Erwarten sie noch, Mitglieder aus dem öffentlichen Dienst gewinnen zu können, da die ersten Bundesländer schon Überprüfungen von Mitarbeitern angekündigt haben?
Stephan Brandner: Es gibt ein paar wenige Austritte, aber viel mehr Eintritte. Die ganzen Überprüfungs- und Schikanedrohungen sind ja nun obsolet. Es wurde beim sogenannten Verfassungsschutz schlampig und ideologiegetrieben gearbeitet. Das steht jetzt fest. Aber die gerichtlichen Verfahren dauern Jahre, es kostet hunderttausende Euro. Und das alles erschwert die politische Arbeit, was freilich beabsichtigt ist. Am Ende wird uns das alles aber nicht schaden, sondern stärker machen.
„Ich glaube nicht, dass es zu einem Verbotsverfahren kommen wird.“
Die Äußerung des CDU-Politikers Jens Spahn, mit der AfD solle man umgehen "wie mit jeder anderen Oppositionspartei auch", scheint eine Einzelmeinung zu bleiben.
Stephan Brandner: Das war keine Einzelmeinung, aber diejenigen in der Union, die Unterstützung für Spahn signalisiert hatten, rudern zurück. Uns mit den kriminellen Machenschaften des Verfassungsschutzes an die Karre zu fahren, hat teilweise funktioniert. Aber die Bürger durchschauen das. Sie wissen, wer für die Zustände im Land verantwortlich ist. Und das ist nicht die AfD.

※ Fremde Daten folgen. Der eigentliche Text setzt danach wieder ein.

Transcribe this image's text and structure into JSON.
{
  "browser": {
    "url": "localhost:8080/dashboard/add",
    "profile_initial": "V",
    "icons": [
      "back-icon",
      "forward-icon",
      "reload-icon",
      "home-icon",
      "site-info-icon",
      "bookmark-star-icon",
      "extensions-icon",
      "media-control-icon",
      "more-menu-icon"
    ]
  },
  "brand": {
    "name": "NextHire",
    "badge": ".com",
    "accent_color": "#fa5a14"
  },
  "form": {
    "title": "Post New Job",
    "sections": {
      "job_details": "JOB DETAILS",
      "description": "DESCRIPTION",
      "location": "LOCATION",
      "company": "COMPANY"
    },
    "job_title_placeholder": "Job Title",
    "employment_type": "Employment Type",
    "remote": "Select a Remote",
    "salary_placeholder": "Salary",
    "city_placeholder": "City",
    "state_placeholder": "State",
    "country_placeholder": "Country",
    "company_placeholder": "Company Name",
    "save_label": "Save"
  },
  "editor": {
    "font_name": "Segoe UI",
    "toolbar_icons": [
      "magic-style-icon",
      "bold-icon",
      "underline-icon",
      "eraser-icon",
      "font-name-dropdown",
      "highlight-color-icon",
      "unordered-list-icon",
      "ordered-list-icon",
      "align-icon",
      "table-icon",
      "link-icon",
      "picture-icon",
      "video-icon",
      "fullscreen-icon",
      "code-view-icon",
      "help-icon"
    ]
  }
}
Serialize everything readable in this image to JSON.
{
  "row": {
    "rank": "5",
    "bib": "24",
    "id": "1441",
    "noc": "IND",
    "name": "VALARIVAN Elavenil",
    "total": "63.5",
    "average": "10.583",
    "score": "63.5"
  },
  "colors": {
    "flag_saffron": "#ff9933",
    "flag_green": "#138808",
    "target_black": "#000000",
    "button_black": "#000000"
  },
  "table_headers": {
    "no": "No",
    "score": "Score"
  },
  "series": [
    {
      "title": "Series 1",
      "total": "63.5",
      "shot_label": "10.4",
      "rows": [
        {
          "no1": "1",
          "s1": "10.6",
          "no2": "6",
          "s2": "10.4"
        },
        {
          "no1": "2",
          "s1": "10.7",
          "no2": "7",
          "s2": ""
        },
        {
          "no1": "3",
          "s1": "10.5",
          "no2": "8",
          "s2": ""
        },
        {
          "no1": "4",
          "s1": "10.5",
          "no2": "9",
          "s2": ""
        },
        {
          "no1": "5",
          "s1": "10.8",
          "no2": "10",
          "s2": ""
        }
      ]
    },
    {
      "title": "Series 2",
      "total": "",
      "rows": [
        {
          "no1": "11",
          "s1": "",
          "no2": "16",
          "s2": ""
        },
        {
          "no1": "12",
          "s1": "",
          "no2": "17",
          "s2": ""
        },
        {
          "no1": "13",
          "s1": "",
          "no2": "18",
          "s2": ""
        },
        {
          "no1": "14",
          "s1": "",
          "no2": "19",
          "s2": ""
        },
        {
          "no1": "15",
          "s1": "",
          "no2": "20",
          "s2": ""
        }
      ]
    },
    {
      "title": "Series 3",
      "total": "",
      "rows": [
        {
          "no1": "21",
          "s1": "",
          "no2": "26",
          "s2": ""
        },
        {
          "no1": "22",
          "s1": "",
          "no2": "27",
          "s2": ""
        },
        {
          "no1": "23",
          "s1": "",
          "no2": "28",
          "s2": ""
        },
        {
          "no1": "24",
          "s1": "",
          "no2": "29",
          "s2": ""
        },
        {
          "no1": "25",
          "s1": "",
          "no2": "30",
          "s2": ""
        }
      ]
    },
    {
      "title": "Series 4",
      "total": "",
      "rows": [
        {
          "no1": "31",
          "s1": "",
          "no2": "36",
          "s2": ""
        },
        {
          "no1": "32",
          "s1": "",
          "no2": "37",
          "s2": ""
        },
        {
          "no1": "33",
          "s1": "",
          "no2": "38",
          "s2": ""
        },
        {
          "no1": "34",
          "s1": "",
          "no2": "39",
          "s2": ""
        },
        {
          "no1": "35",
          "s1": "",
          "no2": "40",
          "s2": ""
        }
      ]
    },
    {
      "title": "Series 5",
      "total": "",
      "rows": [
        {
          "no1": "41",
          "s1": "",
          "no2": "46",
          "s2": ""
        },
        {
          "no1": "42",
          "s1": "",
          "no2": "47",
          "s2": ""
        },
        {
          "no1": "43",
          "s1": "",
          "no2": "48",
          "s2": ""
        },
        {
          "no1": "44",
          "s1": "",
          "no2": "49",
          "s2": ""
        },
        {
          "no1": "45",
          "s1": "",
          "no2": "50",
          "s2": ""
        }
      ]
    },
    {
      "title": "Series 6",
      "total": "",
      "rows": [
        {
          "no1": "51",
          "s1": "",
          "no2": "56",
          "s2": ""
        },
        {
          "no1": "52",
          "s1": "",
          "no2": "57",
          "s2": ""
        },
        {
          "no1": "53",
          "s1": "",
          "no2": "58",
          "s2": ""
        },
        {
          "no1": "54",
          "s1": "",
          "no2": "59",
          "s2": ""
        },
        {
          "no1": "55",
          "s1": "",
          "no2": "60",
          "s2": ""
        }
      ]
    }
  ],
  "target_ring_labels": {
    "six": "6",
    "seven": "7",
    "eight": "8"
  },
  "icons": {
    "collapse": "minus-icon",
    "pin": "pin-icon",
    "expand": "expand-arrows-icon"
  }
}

Nach der Erklärung des Verfassungsschutzes kam ein starkes Echo selbst aus der CDU, ein Verbotsverfahren gegen die AfD in Gang zu setzen. Rechnen Sie damit?
Stephan Brandner: Das Thema wird regelmäßig wie eine Sau durchs Dorf getrieben. Jeder B- und C-Promi, der eine billige Schlagzeile braucht, bekommt sie mit einer so absurden Forderung. Ein Verbotsverfahren würde aber bedeuten, dass der sogenannte Verfassungsschutz V-Leute abschalten und Quellen offenlegen müsste. Das scheuen die anderen Parteien wie der Teufel das Weihwasser. Ich fände es gut, wenn V-Leute und Quellen bekannt werden würden. Dann würde klar, ob nicht vielleicht sogar die angeblich Schlimmsten bei uns in Wirklichkeit beim Verfassungsschutz sind und uns kaputtmachen wollen. Ich glaube daher nicht, dass es zu einem Verbotsverfahren kommen wird. Und wenn doch, müsste es binnen kürzester Zeit krachend scheitern, wenn es in Deutschland noch nach Recht und Gesetz zugeht.
Welche Erwartungen haben Sie an die neue Bundestagspräsidentin Julia Klöckner? Sie hat angekündigt, im Streit um den Umgang mit der AfD im Parlament und seinen Ausschüssen vermitteln zu wollen.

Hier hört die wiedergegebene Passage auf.